Getting justice for the murder of a loved-one can be especially difficult when the crime occurred overseas.
Besides the obvious barriers of geography and information, current laws say that those who kill Australians overseas can only be prosecuted if the event took place after 1 October 2002.
This means that there is little that can be done under Australian law where police identify a suspect in an overseas homicide that took place prior to that date.
But proposed new laws could change this situation.
The New Law
The Crimes Legislation Amendment (Harming Australians) Bill was introduced into Parliament last week.
It proposes to amend the current Commonwealth Criminal Code to ‘extend the retrospective application’ of certain ‘harming Australians’ offences contained in Part 5.4 of the Code – specifically, the murder and manslaughter of Australian citizens or residents.
Currently, the Code says that a person who murders an Australian citizen or resident outside of Australia faces a maximum penalty of life imprisonment, or 25 years imprisonment for manslaughter.
There are laws to facilitate the extradition of suspects to Australia from a range of countries for the purpose of prosecution.
But these laws were introduced in 2002 after the Bali bombings, and only apply to offences committed on or after 1 October 2002.
The new laws seek to allow those suspected of killing Australians whilst overseas prior to 1 October 2002 to be prosecuted.
The Bill’s Explanatory Memorandum states that:
‘the retrospective extension of these offences will ensure that cases involving the murder or manslaughter of Australian citizens or residents of Australia are treated in a consistent way under the Criminal Code.’
Changes Inspired by Bradshaw-Hall Case
The proposed laws have been motivated by the Bradshaw-Hall case.
Adelaide schoolteacher Anthea Bradshaw-Hall was just 26 when she visited Brunei in July, 1994. The trip was supposed to be in preparation for her move there with her husband.
But the couple’s plans were shattered when Mr Hall found his wife dead on the floor of their apartment on 21 July, 1994. She had been strangled and stabbed four times.
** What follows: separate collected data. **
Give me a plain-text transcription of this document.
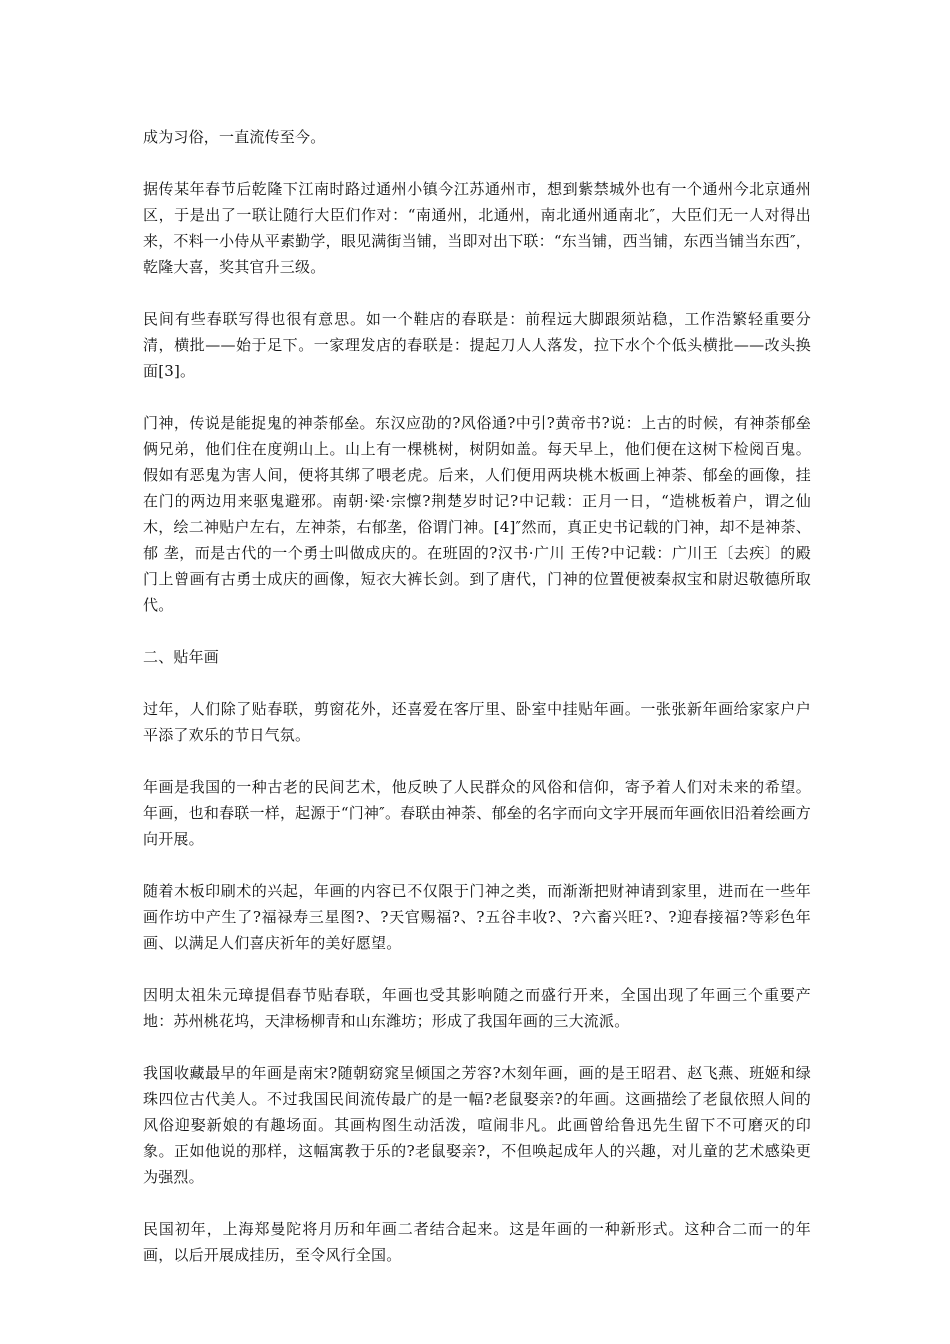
成为习俗，一直流传至今。

据传某年春节后乾隆下江南时路过通州小镇今江苏通州市，想到紫禁城外也有一个通州今北京通州区，于是出了一联让随行大臣们作对：“南通州，北通州，南北通州通南北″，大臣们无一人对得出来，不料一小侍从平素勤学，眼见满街当铺，当即对出下联：“东当铺，西当铺，东西当铺当东西″，乾隆大喜，奖其官升三级。

民间有些春联写得也很有意思。如一个鞋店的春联是：前程远大脚跟须站稳，工作浩繁轻重要分清，横批——始于足下。一家理发店的春联是：提起刀人人落发，拉下水个个低头横批——改头换面[3]。

门神，传说是能捉鬼的神荼郁垒。东汉应劭的?风俗通?中引?黄帝书?说：上古的时候，有神荼郁垒俩兄弟，他们住在度朔山上。山上有一棵桃树，树阴如盖。每天早上，他们便在这树下检阅百鬼。假如有恶鬼为害人间，便将其绑了喂老虎。后来，人们便用两块桃木板画上神荼、郁垒的画像，挂在门的两边用来驱鬼避邪。南朝·梁·宗懔?荆楚岁时记?中记载：正月一日，“造桃板着户，谓之仙木，绘二神贴户左右，左神荼，右郁垄，俗谓门神。[4]″然而，真正史书记载的门神，却不是神荼、郁 垄，而是古代的一个勇士叫做成庆的。在班固的?汉书·广川 王传?中记载：广川王〔去疾〕的殿门上曾画有古勇士成庆的画像，短衣大裤长剑。到了唐代，门神的位置便被秦叔宝和尉迟敬德所取代。

二、贴年画

过年，人们除了贴春联，剪窗花外，还喜爱在客厅里、卧室中挂贴年画。一张张新年画给家家户户平添了欢乐的节日气氛。

年画是我国的一种古老的民间艺术，他反映了人民群众的风俗和信仰，寄予着人们对未来的希望。年画，也和春联一样，起源于“门神″。春联由神荼、郁垒的名字而向文字开展而年画依旧沿着绘画方向开展。

随着木板印刷术的兴起，年画的内容已不仅限于门神之类，而渐渐把财神请到家里，进而在一些年画作坊中产生了?福禄寿三星图?、?天官赐福?、?五谷丰收?、?六畜兴旺?、?迎春接福?等彩色年画、以满足人们喜庆祈年的美好愿望。

因明太祖朱元璋提倡春节贴春联，年画也受其影响随之而盛行开来，全国出现了年画三个重要产地：苏州桃花坞，天津杨柳青和山东潍坊；形成了我国年画的三大流派。

我国收藏最早的年画是南宋?随朝窈窕呈倾国之芳容?木刻年画，画的是王昭君、赵飞燕、班姬和绿珠四位古代美人。不过我国民间流传最广的是一幅?老鼠娶亲?的年画。这画描绘了老鼠依照人间的风俗迎娶新娘的有趣场面。其画构图生动活泼，喧闹非凡。此画曾给鲁迅先生留下不可磨灭的印象。正如他说的那样，这幅寓教于乐的?老鼠娶亲?，不但唤起成年人的兴趣，对儿童的艺术感染更为强烈。

民国初年，上海郑曼陀将月历和年画二者结合起来。这是年画的一种新形式。这种合二而一的年画，以后开展成挂历，至令风行全国。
An investigation by the Brunei police force identified a single suspect, but local police were reluctant to prosecute because they did not have sufficient evidence.
So in a rare move, an investigation was launched by Australian authorities in 2004 which uncovered a wealth of evidence against that suspect – enough to charge the man and prosecute him in Australia, according to former South Australian Director of Public Prosecutions Stephen Pallaras QC.
But because the relevant provisions of the Criminal Code lacked sufficient retrospective application, no such prosecution could take place. This led the Bradshaw family to lobby the government for change.
There are many other unsolved Australian murders in overseas jurisdictions, and proponents of the new legislation believe that it could help other families in their search for justice.
Will it Work?
The Bradford family’s fight for justice has been supported by several prominent politicians, including Senator Nick Xenophon, who introduced the Bill, and Federal Industry Minister Christopher Pyne. Both say that the proposed changes incorporate numerous human rights provisions which safeguard the rights of anyone charged.
These include provisions which guarantee the right to a fair trial, including a ‘double jeopardy’ provision which states that a person cannot be tried or punished again for an offence for which they were already convicted or acquitted.
But some have questioned the merits of the proposal. In particular, the Rule of Law Institute Australia made submissions against the Bill, arguing that it departs from the reasons why the ‘harming Australians’ laws were originally enacted – which was to ‘ensure there are no loopholes in terms of prosecuting terrorist acts involving murder overseas,’ and to ‘provide a prosecution option where perpetrators are unable to be prosecuted under the terrorism legislation.’ The laws were not, it says, intended to cover killings of Australians generally.
It has also been argued that the proposed laws are inconsistent with Australia’s obligations under international law; namely Article 15(1) of the ICCPR, which states:
No one shall be held guilty of any criminal offence on account of any act or omission which did not constitute a criminal offence, under national or international law, at the time when it was committed. Nor shall a heavier penalty be imposed than the one that was applicable at the time when the criminal offence was committed. If, subsequent to the commission of the offence, provision is made by law for the imposition of the lighter penalty, the offender shall benefit thereby.
Yet the Bill’s Statement of Compatibility with Human Rights claims that it does not breach our international obligations because:
‘The provisions in the Bill relate to the crimes of murder, manslaughter and serious harm to another person, all of which already exist in other jurisdictions. As such, the Bill does not introduce retrospective crimes, but instead extends the capacity for involvement of Australian law enforcement that this Division already provides.’
Experts at the Sydney Centre for International Law disagree, saying that Article 15 does not ‘permit one national jurisdiction to retrospectively punish conduct on the basis that it was already criminalised in a foreign national jurisdiction but not locally.’
If passed, the Bill is expected to become law before the end of the year.